Two individuals recently accepted invitations from the Council for Responsible Sport (Council) to join the non-profit’s volunteer board of directors. The two newest members to join the working board are Bridget Franek, a U.S. Olympian and civic development professional based in Eugene, Oregon and Rico Tesio of Ft. Meyers, Florida, who co-founded Blue Strike Environmental, a community engagement and sustainability consultancy.
“I was excited to be invited to the Board of Directors for the Council for Responsible Sport. Our world faces significant challenges and we all have to work together if we want to see things change for the positive. I have lived my whole life through the lens of sport and I believe very strongly in its influence in society. I am honored to get this opportunity to help move the needle towards a more responsible, sustainable world” said Franek.
Franek grew up on a small farm in rural Ohio and went on to earn a Bachelor’s degree in Kinesiology at Penn State University where she was a 10-time NCAA Division 1 All-American in Cross Country, Indoor Track and Outdoor Track. After graduation she placed in the top 3 spots at the US National Championship in the women’s steeplechase event, she represented USA in the IAAF World Championships in 2009 and 2011. In 2012, she qualified for the London Olympic Games where she made it into the finals and placed 14th.
Franek then earned an MBA from the University of Oregon in Sports Marketing. Her last major race was the US Olympic Trials in 2016, where she placed 6th. Following her own athletic career, she moved back to Northeast Ohio to coach women’s Cross Country and Track at the University of Akron. She now works in a community development role with the Eugene Civic Alliance in Eugene, Oregon.

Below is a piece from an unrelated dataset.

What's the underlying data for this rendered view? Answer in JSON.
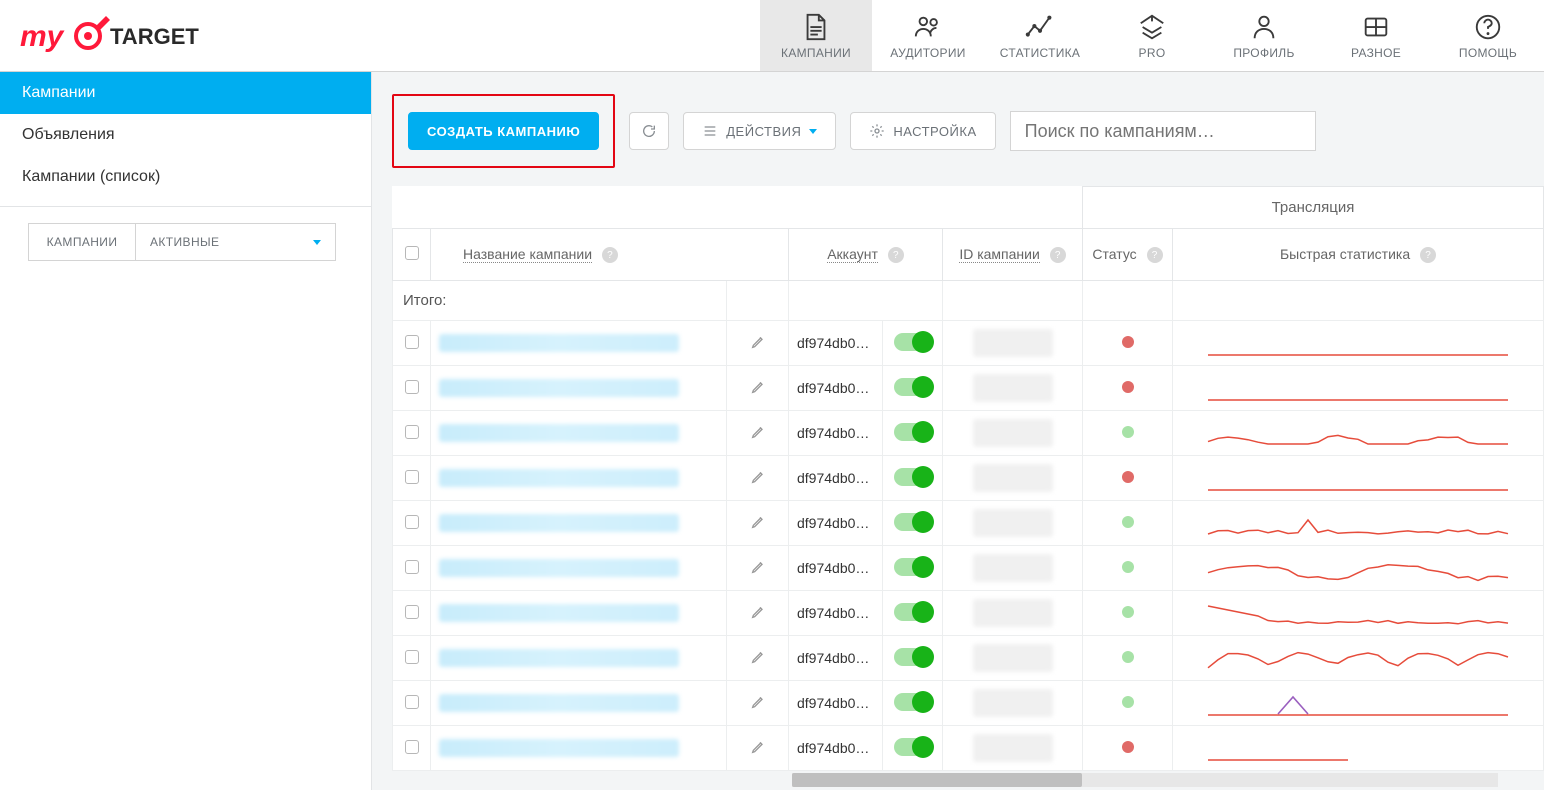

Rico Tesio has over 15 years of experience working in event operations and has led sustainability programs at multiple PGA TOUR events and marathons. This experience provides an intimate knowledge of high-level organizational commitment and budget restrictions placed on sustainability programs. Most recently, Rico served as a Sustainability Consultant for the Sacramento Running Association and assisted them in being recognized by the Green Sports Alliance as a 2018 Innovator of the Year. A native of Oklahoma, Rico holds a degree from Oklahoma State University.
“I joined the board for the opportunity to work alongside respected leaders in the responsible sport movement. I believe that sports are the perfect platform to inspire positive change in our environment and our communities. I'm looking forward to championing the Council during my term” said Tesio in a statement.
Franek and Tesio were formally confirmed to the board at its September directors meeting, expanding the group from seven to nine members that span the sports and sustainability fields in the private and public sectors. They participated at the Council’s annual leadership retreat in November.